Along with the headset, the AKG K 830 BT box also includes a small USB charger that plugs into the bottom of the left earcup, as well as the bag already mentioned.
AKG provides detailed instructions on how to pair the AKG K 830 BT with any device with an A2DP profile, and coupling is easy enough: just hold the multifunction button until the LED on the bottom quickly flashes green and blue to indicate the device is in pairing mode.
This should make the headphones visible in a device search on your music player, and the two should pair once you designate the headset as a listening device. Once you set up a connection, the headphones will automatically remember and connect the next time you turn both devices on in close proximity.
We were able to make phone calls and listen to uninterrupted music from the advertised range of roughly 33 feet from the access point before audio started cutting out. The distance is standard for a modern Bluetooth connection, but unfortunately so is the audio compression, which ultimately lowers the value of the AKG K 830 BT headphones.
Our tests also verify AKG's claims that the battery life can last for up to 8 hours of continuous playback before petering out. Using just the USB power cable and a laptop, we were even able to eke out several days from the unit over multiple listening sessions before the LCD indicated a need for a charge. As long as you don't forget to hold the multifunction button down long enough to power it down in between uses, you'll be satisfied with the battery power.
It makes sense to pair Bluetooth headphones with smartphones since most handsets already come Bluetooth-ready, but all Bluetooth-powered audio accessories suffer from the same audio issues; they can send only unidirectional audio signals from the source to the device, which means you lose serious stereo quality in the audio compression process.
These AKG Bluetooth headphones are no different. The output quality is nowhere near what you'd hear out of a hardwired headphone connection, although it's still a step up from the stock earbuds included with modern MP3 players and smartphones. The compressed audio files lock your music into a defined sound stage, making it difficult to separate individual instruments and harmonies.

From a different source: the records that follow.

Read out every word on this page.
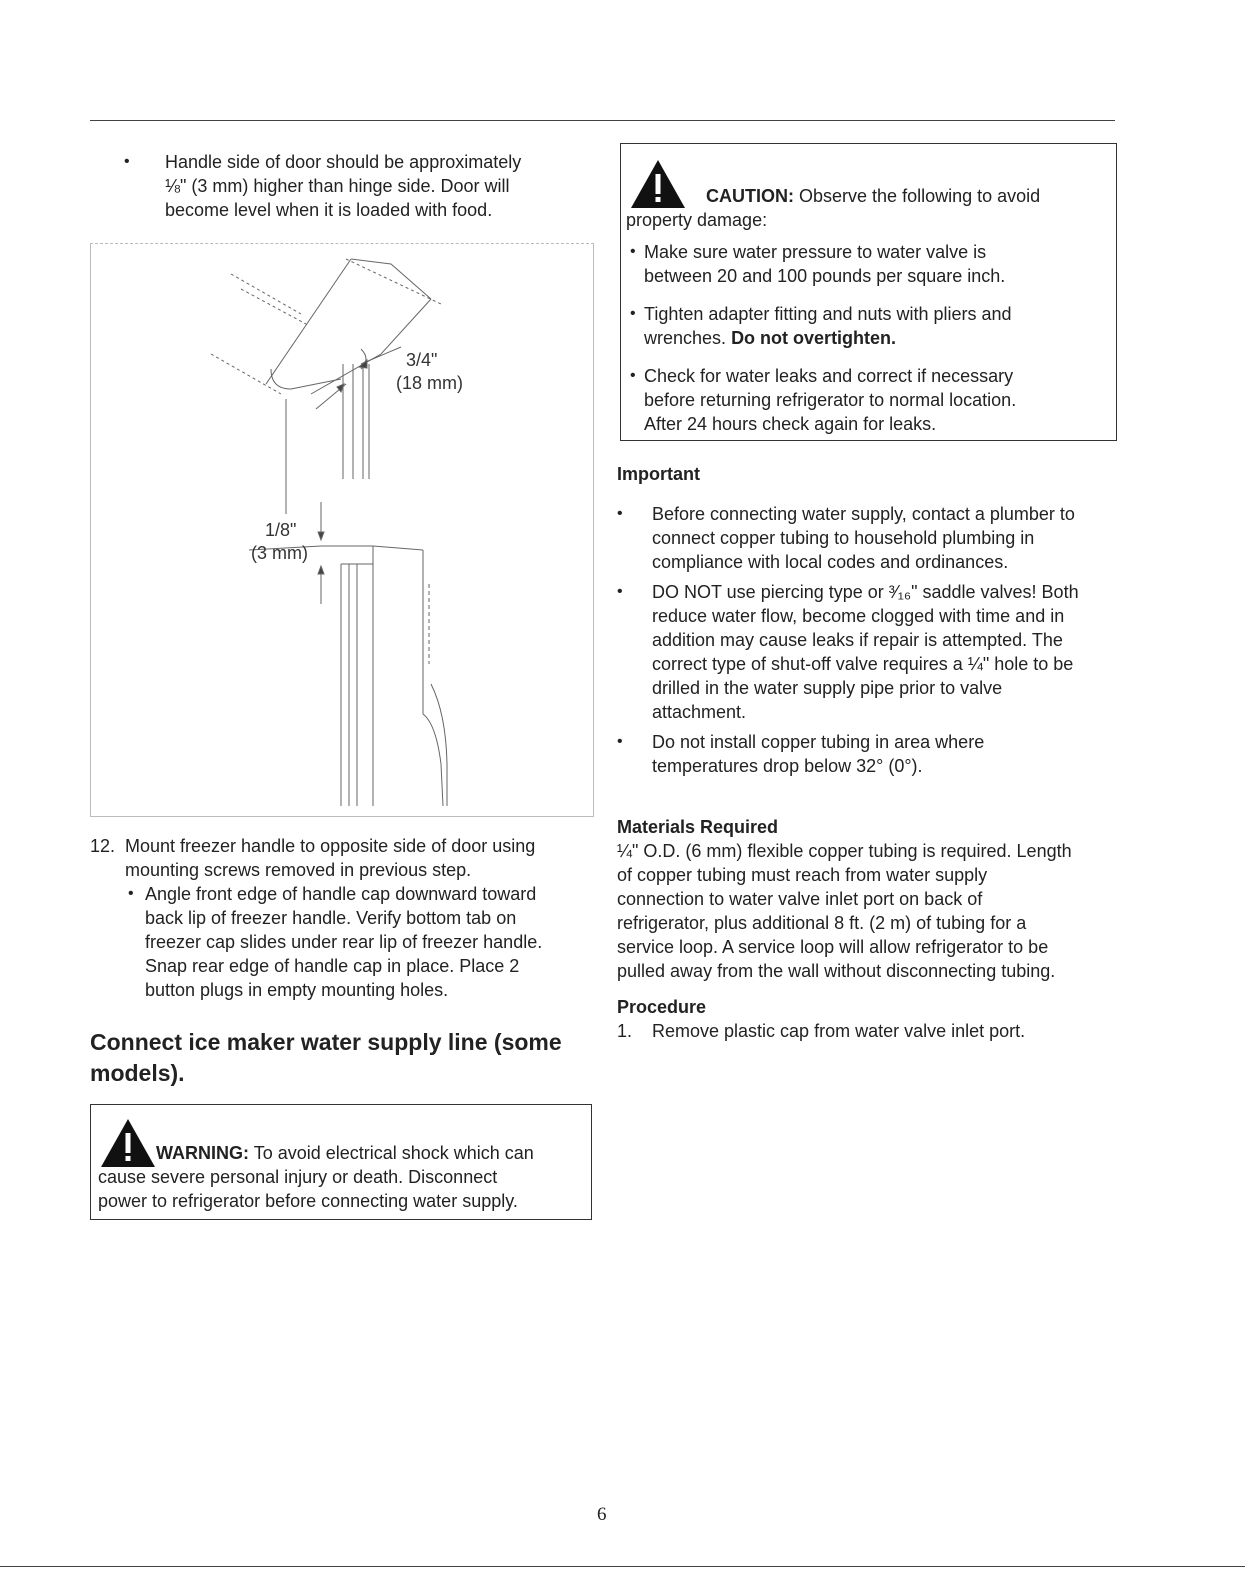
• Handle side of door should be approximately
⅛" (3 mm) higher than hinge side. Door will
become level when it is loaded with food.
3/4"
(18 mm)
1/8"
(3 mm)
12. Mount freezer handle to opposite side of door using
mounting screws removed in previous step.
• Angle front edge of handle cap downward toward
back lip of freezer handle. Verify bottom tab on
freezer cap slides under rear lip of freezer handle.
Snap rear edge of handle cap in place. Place 2
button plugs in empty mounting holes.
Connect ice maker water supply line (some
models).
WARNING: To avoid electrical shock which can
cause severe personal injury or death. Disconnect
power to refrigerator before connecting water supply.
CAUTION: Observe the following to avoid
property damage:
• Make sure water pressure to water valve is
between 20 and 100 pounds per square inch.
• Tighten adapter fitting and nuts with pliers and
wrenches. Do not overtighten.
• Check for water leaks and correct if necessary
before returning refrigerator to normal location.
After 24 hours check again for leaks.
Important
• Before connecting water supply, contact a plumber to
connect copper tubing to household plumbing in
compliance with local codes and ordinances.
• DO NOT use piercing type or ³⁄₁₆" saddle valves! Both
reduce water flow, become clogged with time and in
addition may cause leaks if repair is attempted. The
correct type of shut-off valve requires a ¼" hole to be
drilled in the water supply pipe prior to valve
attachment.
• Do not install copper tubing in area where
temperatures drop below 32° (0°).
Materials Required
¼" O.D. (6 mm) flexible copper tubing is required. Length
of copper tubing must reach from water supply
connection to water valve inlet port on back of
refrigerator, plus additional 8 ft. (2 m) of tubing for a
service loop. A service loop will allow refrigerator to be
pulled away from the wall without disconnecting tubing.
Procedure
1. Remove plastic cap from water valve inlet port.
6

Sound reproduction across all genres is significantly skewed toward the muddier end of the spectrum, and every song seems to take on a gritty edge that does little justice to the artists and their intended production.
Although we'd normally overlook the limitations of sending audio signals over Bluetooth in favor of the convenience of cord-free operation, the AKG K 830 BT headphones' inflated $250 price tag is disappointing, especially when alternative solutions like Kleer technology in the TDK WR700 wireless headphones boast much cleaner sound quality and a universal connection to any device with a 3.55mm audio jack all for a fraction of the price. Until AKG finds a way to boost the sound quality of the AKG K 830 BT headphones, your dollar can go further with TDK.